Es liegt ein tauglicher Kündigungsgrund gemäß § 569 Abs. 1 BGB vor, wenn eine erhebliche Gesundheitsgefährdung für den Mieter und - wie im vorliegenden Fall - dessen ungeborenes Kind besteht. Dafür muss, durch Einwirkungen aus der Wohnung, eine Schädigung der Gesundheit unmittelbar bevorstehen, d.h. nach dem gewöhnlichen Lauf der Dinge zu erwarten sein. Erheblich ist die Gesundheitsgefährdung, wenn nachhaltige oder dauernde Schädigungen drohen und die Gefährdung nicht leicht zu beseitigen ist, wobei Maßstab eine allgemeine objektive Wohnraumhygiene ist.
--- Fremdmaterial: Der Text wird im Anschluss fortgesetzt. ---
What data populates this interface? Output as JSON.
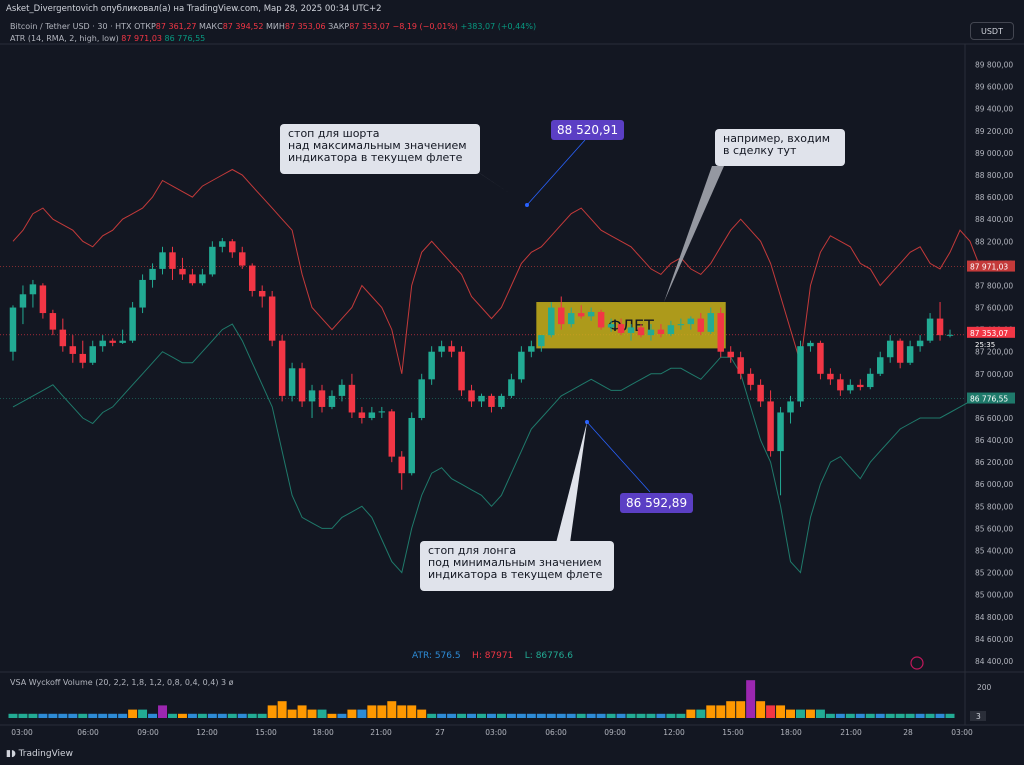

Vorliegend lag insbesondere an der Außenwand in der Küche an mehreren Stellen ein großfleckiger Schimmelbefall vor. An der Küchenwand wurden von zwei Gutachtern diverse von Schimmel befallene Flächen festgestellt. Dabei war noch zu berücksichtigen, dass bei dem Ortstermin des gerichtlich bestellten Gutachters diese bereits in den Rohbauzustand zurückversetzt worden war und daher nur noch eingeschränkt Aussagen zu einem Schimmelbefall getroffen werden konnten und nur der vom Mieter beauftragte Gutachter die Wohnung in ihrem ursprünglichen Zustand besichtigen konnte.